Двое зеков, лежа на нижних нарах, ковыряли пол, еще двое на третьем ярусе следили за коридором. Когда в коридорном проеме возникал «вертухай», «стрема» тихонько покашливал. Дыра мгновенно накрывалась темно-серой тряпкой. В мутном 25-ваттном освещении широкая тряпка сливалась с фоном и была неприметной. Конвой проходил, и работа возобновлялась. Чтобы выдолбить отверстие, в которое мог бы протиснуться человек среднего телосложения, ушли сутки. В пути поезд сделал единственную остановку в Горьком. Солдатик-срочник, стараясь не запачкать свою форму, нагибался и брезгливо заглядывал под вагон. В это время та же самая серая тряпка уже была закреплена снаружи днища. Пройдя вдоль вагона, служивый успокоился.
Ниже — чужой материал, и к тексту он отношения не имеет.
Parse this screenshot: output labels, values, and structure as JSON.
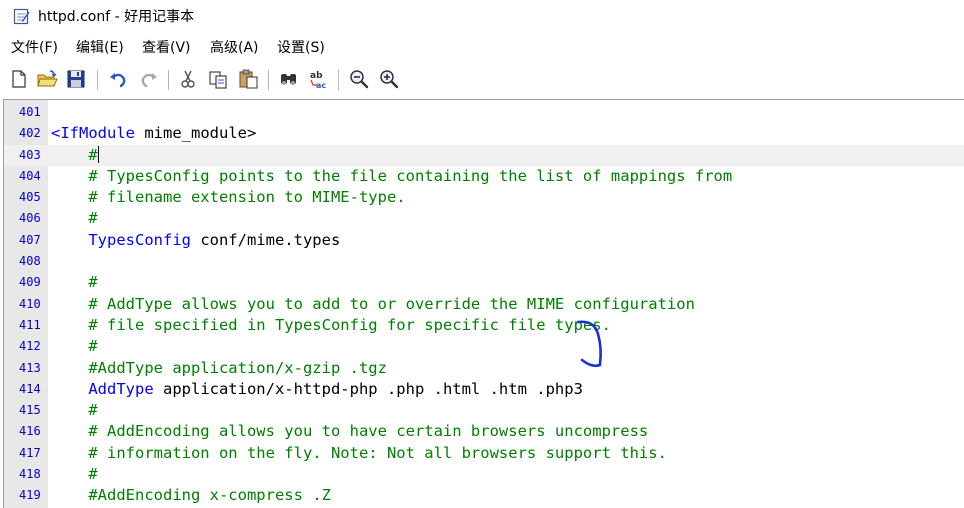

Поезд дал гудок, тронулся в путь и стал набирать скорость. По составу уже был дан отбой. В конце коридора в караульном купе слышались голоса и смех. Раз или два прошел по коридору начальник караула. Кто-то тяжело потопал в туалет и начал там отхаркиваться. Спустя несколько километров в третьем купе началось десантирование. Зеки сдернули тряпку. Внизу грохотали колеса («вертухаи» старой закваски могут на слух еще в коридоре определить: пробит пол или нет), и шпал уже не было видно. Первый зек ушел под днище, когда поезд стал резко замедлять скорость. Он обмотал голову черной курткой и полез головой вперед. Под днищем он зацепился руками за что-то и стал затягивать ноги. Через минуту зек висел под вагоном, упершись пятками в край дыры. Еще миг — и он упал спиной на полотно. Второй рецидивист также дождался торможения и также окунулся в холодную ночную тьму. Через двадцать минут в купе никого не было.
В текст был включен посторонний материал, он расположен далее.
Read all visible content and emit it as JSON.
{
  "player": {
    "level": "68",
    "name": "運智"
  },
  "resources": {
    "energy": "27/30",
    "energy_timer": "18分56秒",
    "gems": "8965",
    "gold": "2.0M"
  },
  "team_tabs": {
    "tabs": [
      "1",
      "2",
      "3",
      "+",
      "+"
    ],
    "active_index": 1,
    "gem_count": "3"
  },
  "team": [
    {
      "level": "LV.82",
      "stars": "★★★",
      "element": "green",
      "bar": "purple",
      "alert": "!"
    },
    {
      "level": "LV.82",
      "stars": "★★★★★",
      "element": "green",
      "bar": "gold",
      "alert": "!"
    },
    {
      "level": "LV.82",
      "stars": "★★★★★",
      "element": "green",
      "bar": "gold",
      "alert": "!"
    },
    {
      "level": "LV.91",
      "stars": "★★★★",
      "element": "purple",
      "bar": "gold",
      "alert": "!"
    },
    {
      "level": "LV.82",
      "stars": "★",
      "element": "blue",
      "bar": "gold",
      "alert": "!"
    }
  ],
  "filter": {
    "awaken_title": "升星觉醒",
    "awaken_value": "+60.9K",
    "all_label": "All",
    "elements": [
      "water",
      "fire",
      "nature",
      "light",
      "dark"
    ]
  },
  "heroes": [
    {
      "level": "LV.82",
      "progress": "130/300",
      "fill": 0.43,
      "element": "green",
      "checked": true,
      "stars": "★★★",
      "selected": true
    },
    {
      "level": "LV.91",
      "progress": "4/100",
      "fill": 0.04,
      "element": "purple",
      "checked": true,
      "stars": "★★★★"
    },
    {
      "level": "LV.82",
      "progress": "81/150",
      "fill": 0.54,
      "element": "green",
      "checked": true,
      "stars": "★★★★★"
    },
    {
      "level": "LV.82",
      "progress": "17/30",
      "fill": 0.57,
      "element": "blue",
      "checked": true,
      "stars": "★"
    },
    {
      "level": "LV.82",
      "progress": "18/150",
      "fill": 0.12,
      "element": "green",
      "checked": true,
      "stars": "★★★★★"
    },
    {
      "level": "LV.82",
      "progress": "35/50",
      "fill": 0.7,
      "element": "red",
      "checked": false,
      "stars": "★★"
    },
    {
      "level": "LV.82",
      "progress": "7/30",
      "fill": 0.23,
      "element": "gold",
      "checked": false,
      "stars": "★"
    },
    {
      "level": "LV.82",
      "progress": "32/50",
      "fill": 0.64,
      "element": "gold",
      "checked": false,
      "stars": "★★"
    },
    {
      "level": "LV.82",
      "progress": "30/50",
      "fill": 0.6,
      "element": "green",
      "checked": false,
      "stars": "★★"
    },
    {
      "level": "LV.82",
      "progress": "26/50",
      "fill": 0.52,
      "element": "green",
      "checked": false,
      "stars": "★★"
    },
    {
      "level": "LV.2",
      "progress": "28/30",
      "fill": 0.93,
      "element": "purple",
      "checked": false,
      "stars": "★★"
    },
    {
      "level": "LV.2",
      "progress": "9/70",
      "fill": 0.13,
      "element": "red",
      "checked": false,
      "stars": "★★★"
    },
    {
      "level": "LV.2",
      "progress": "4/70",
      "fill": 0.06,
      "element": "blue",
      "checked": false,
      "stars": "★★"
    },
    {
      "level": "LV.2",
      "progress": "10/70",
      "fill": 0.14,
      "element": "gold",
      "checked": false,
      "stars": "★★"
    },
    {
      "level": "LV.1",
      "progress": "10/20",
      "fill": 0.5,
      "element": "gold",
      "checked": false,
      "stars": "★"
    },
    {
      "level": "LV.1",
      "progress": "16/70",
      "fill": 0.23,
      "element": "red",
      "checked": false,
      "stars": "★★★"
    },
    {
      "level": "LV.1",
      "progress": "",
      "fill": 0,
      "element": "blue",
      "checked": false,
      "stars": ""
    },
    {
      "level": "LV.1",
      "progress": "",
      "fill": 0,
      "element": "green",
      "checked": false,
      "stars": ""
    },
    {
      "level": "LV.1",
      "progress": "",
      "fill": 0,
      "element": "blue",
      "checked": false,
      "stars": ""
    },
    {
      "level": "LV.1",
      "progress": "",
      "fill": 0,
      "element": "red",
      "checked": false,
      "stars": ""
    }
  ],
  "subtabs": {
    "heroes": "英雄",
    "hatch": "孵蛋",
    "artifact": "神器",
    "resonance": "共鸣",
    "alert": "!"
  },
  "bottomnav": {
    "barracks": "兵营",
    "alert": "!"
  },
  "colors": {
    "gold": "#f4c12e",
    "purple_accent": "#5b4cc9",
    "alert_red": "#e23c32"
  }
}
Обнаружив пустое купе, караул объявил тревогу. Состав уже успел отъехать почти на сотню километров. Розыскные группы прочесали этот отрезок и собрали шестерых зеков чуть ли не у самого полотна. Один из них сломал шейный позвонок, второй раздробил голову о стальную перетяжку, третий содрал всю кожу на спине и затылке и быстро терял кровь. Остальные три выглядели получше, но быстро передвигаться не могли. Седьмого беглеца нашли в пяти километрах от железнодорожной насыпи. Он сильно повредил плечо, быстро выдохся и едва-едва ковылял к поселку. Зек оглянулся на выстрел за спиной и, шатаясь, остановился. На его посиневшем от боли и холода (в октябре уже срывался снег) лице уже ничего не читалось. Выяснилось, что он раздробил ключицу и вывихнул плечевой сустав. Когда кто-то из конвоя, не приглядевшись, саданул его прикладом в спину, беглец потерял сознание. Последний блатной десантник оказался счастливчиком. Он получил сильные ушибы, но они не помешали ему добежать до автотрассы, остановить грузовик, груженный кирпичом, и отъехать на нем почти на шестьдесят пять километров. Беглеца арестовали только на третьи сутки после побега.